Deli.Suara.com – Lembaga Perlindungan Saksi dan Korban (LPSK) terlihat kecewa dikarenakan sikap kurang kooperatif yang ditunjukan istri Ferdy Sambo, Putri Chandrawati ketika memberikan keterangan.
“LPSK merasa, ya memang kurang kooperatif ibu ini,” ucap Ketua LPSK Hasto Atmojo Suroyo di Jakarta, Rabu (10/8/2022).
Hasto menuturkan LPSK telah dua kali bertemu langsung dengan Putri Chandrawati untuk melakukan assesmen dan investigasi terkait dengan kasus kematian Brigadir J.
Namun, dari dua pertemuan itu, Putri tidak memberikan keterangan apapun kepada LPSK.
Oleh karena itu, jika Putri Chandrawati tetap tidak kooperatif, maka besar kemungkinan LPSK akan membatalkan permohonan perlindungan yang telah diajukannya beberapa waktu lalu.
Hasto mengatakan apabila nanti permohonan perlindungan yang diajukan ditolak LPSK dan sewaktu-waktu yang bersangkutan ingin kembali mengajukan permohonan perlindungan, maka hal tersebut masih memungkinkan dilakukan.
“Kalau misalnya suatu saat ibu P (Putri Chandrawati) ini masih merasa memerlukan perlindungan, ya bisa diajukan lagi,” ujar Hasto.

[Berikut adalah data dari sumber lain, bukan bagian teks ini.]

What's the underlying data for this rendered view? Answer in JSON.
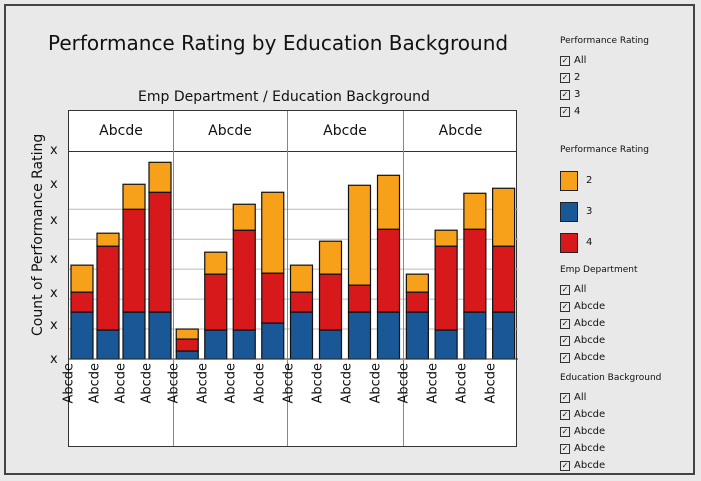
{
  "title": "Performance Rating by Education Background",
  "x_header": "Emp Department / Education Background",
  "y_label": "Count of Performance Rating",
  "y_ticks": [
    "x",
    "x",
    "x",
    "x",
    "x",
    "x",
    "x"
  ],
  "panels": [
    "Abcde",
    "Abcde",
    "Abcde",
    "Abcde"
  ],
  "colors": {
    "2": "#f7a11a",
    "3": "#1a5796",
    "4": "#d7191c"
  },
  "chart_data": {
    "type": "bar",
    "stacked": true,
    "panels": [
      {
        "name": "Abcde",
        "categories": [
          "Abcde",
          "Abcde",
          "Abcde",
          "Abcde"
        ],
        "series": [
          {
            "name": "3",
            "values": [
              47,
              29,
              47,
              47
            ]
          },
          {
            "name": "4",
            "values": [
              20,
              84,
              103,
              120
            ]
          },
          {
            "name": "2",
            "values": [
              27,
              13,
              25,
              30
            ]
          }
        ]
      },
      {
        "name": "Abcde",
        "categories": [
          "Abcde",
          "Abcde",
          "Abcde",
          "Abcde"
        ],
        "series": [
          {
            "name": "3",
            "values": [
              8,
              29,
              29,
              36
            ]
          },
          {
            "name": "4",
            "values": [
              12,
              56,
              100,
              50
            ]
          },
          {
            "name": "2",
            "values": [
              10,
              22,
              26,
              81
            ]
          }
        ]
      },
      {
        "name": "Abcde",
        "categories": [
          "Abcde",
          "Abcde",
          "Abcde",
          "Abcde"
        ],
        "series": [
          {
            "name": "3",
            "values": [
              47,
              29,
              47,
              47
            ]
          },
          {
            "name": "4",
            "values": [
              20,
              56,
              27,
              83
            ]
          },
          {
            "name": "2",
            "values": [
              27,
              33,
              100,
              54
            ]
          }
        ]
      },
      {
        "name": "Abcde",
        "categories": [
          "Abcde",
          "Abcde",
          "Abcde",
          "Abcde"
        ],
        "series": [
          {
            "name": "3",
            "values": [
              47,
              29,
              47,
              47
            ]
          },
          {
            "name": "4",
            "values": [
              20,
              84,
              83,
              66
            ]
          },
          {
            "name": "2",
            "values": [
              18,
              16,
              36,
              58
            ]
          }
        ]
      }
    ],
    "xlabel": "Emp Department / Education Background",
    "ylabel": "Count of Performance Rating",
    "ylim": [
      0,
      200
    ]
  },
  "legend": {
    "filter1": {
      "title": "Performance Rating",
      "items": [
        "All",
        "2",
        "3",
        "4"
      ]
    },
    "colors": {
      "title": "Performance Rating",
      "items": [
        {
          "label": "2",
          "key": "2"
        },
        {
          "label": "3",
          "key": "3"
        },
        {
          "label": "4",
          "key": "4"
        }
      ]
    },
    "filter2": {
      "title": "Emp Department",
      "items": [
        "All",
        "Abcde",
        "Abcde",
        "Abcde",
        "Abcde"
      ]
    },
    "filter3": {
      "title": "Education Background",
      "items": [
        "All",
        "Abcde",
        "Abcde",
        "Abcde",
        "Abcde"
      ]
    }
  }
}
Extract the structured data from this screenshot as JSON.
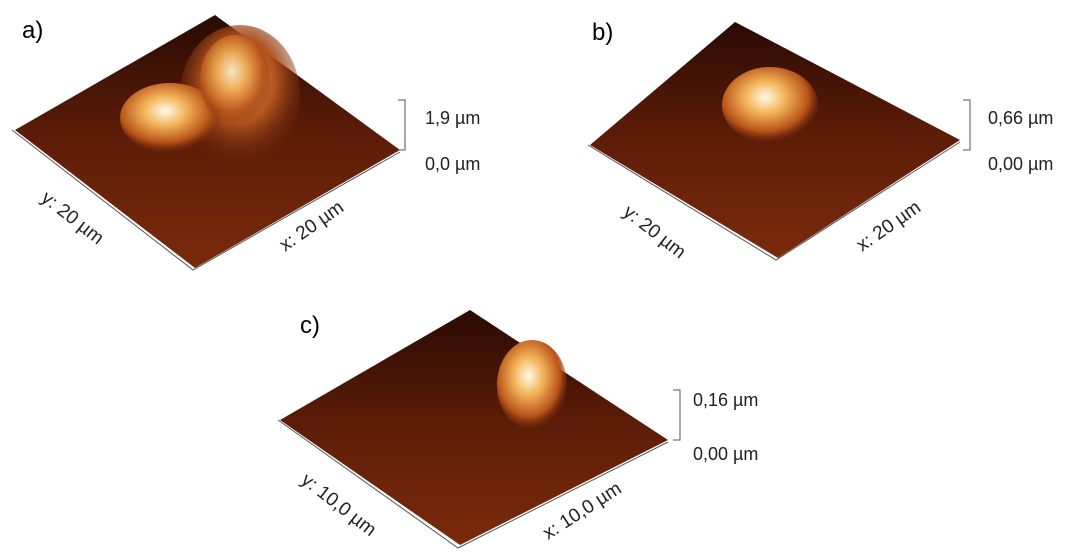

Komisi Nasional Hak Asasi Manusia meminta dukungan dari Komnas Perempuan untuk penyelidikan dan pendalaman dalam mengusut kasus dugaan kekerasan seksual yang menimpa istri Ferdy Sambo.
“Kami memnta kesediaan Komnas Perempuan untuk membantu dan mendukung proses penyelidikan dalam mengungkap masalah ini,” ucap Ketua Komnas HAM, Ahmad Taufan Damanik.
Baca Juga: LPSK Berpotensi Tolak Permohonan Istri Irjen Ferdy Sambo: Kurang Kooperatif!
Taufan menegaskan, pelibatan dan dukungan dari Komnas Perempuan dalam rangka mengedepankan standar hak asasi, norma hak asasi dan sensitivitas terhadap korban agar bisa dipenuhi.